Tout à coup, voyant qu'aucun ne répondait, elle se mit à pleurer.

— Je leur ai tout payé, tout. Vous avez raison, je suis une imbécile, une vieille cinglée.

— Ça sert à rien de le dire, dit Suzanne, t'avais qu'à y penser avant de le faire.

— Je n'en étais pas sûre, se lamenta la mère, mais maintenant j'en suis sûre, je ne suis qu'une vieille cinglée. Quand je pense que Joseph a de si mauvaises dents...

Joseph pour la deuxième fois, ouvrit la bouche.

— T'en fais pas pour mes dents. Dors.

Une deuxième fois, elle s'assoupit.

Il devait être deux heures du matin lorsqu'elle se réveilla. Elle prit la couverture qui se trouvait sous elle, sur la banquette et l'étendit sur elle. Elle avait froid. Ils étaient en pleine forêt. La B. 12 roulait régulièrement, l'accélérateur était à fond. Ils ne devaient plus être très loin de Kam. D'une voix pleurnicharde, la mère recommença.

— Au fond, si vous y tenez tant que ça, on peut tout vendre et s'en aller.

— Vendre quoi ? dit Joseph. Dors, ça sert à rien.

Il se mit à fouiller dans toutes ses poches tout en conduisant, trouva ce qu'il cherchait, le prit et le tendit à la mère d'une main, tout en continuant à conduire de l'autre.

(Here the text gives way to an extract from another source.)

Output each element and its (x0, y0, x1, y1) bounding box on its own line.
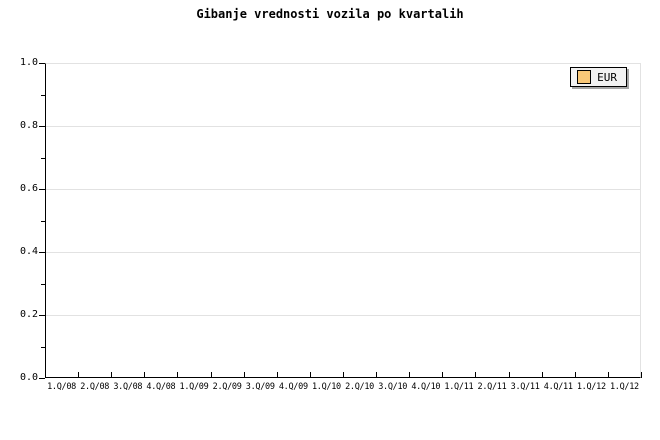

A la réverbération des phares, la chose apparut d'abord imprécise, petite et étincelante, puis tout à coup, indubitable. Le diamant.

— Tiens, dit Joseph, reprends-le.

La mère poussa un cri de terreur.

— Le même ! le crapaud !

Écrasée, elle regardait le diamant sans le prendre.

— Tu pourrais t'expliquer, dit Suzanne d'un ton neutre.

La main toujours en l'air avec le diamant au bout, Joseph attendait que la mère le prenne. Il ne s'impatientait pas. C'était bien le même diamant sauf qu'il n'était plus entouré de papier de soie.

— On me l'a rendu, dit-il enfin d'une voix fatiguée, après me l'avoir acheté. Cherche pas à comprendre.

La mère tendit la main, prit le diamant et le remit dans son sac. Puis, tout doucement, elle recommença à pleurer en silence.

— Pourquoi tu chiales ? demanda Suzanne.

— Ça va recommencer, il va falloir tout recommencer.

— Faut pas te plaindre, dit Suzanne.

— Je me plains pas, mais j'ai plus la force de recommencer encore une fois.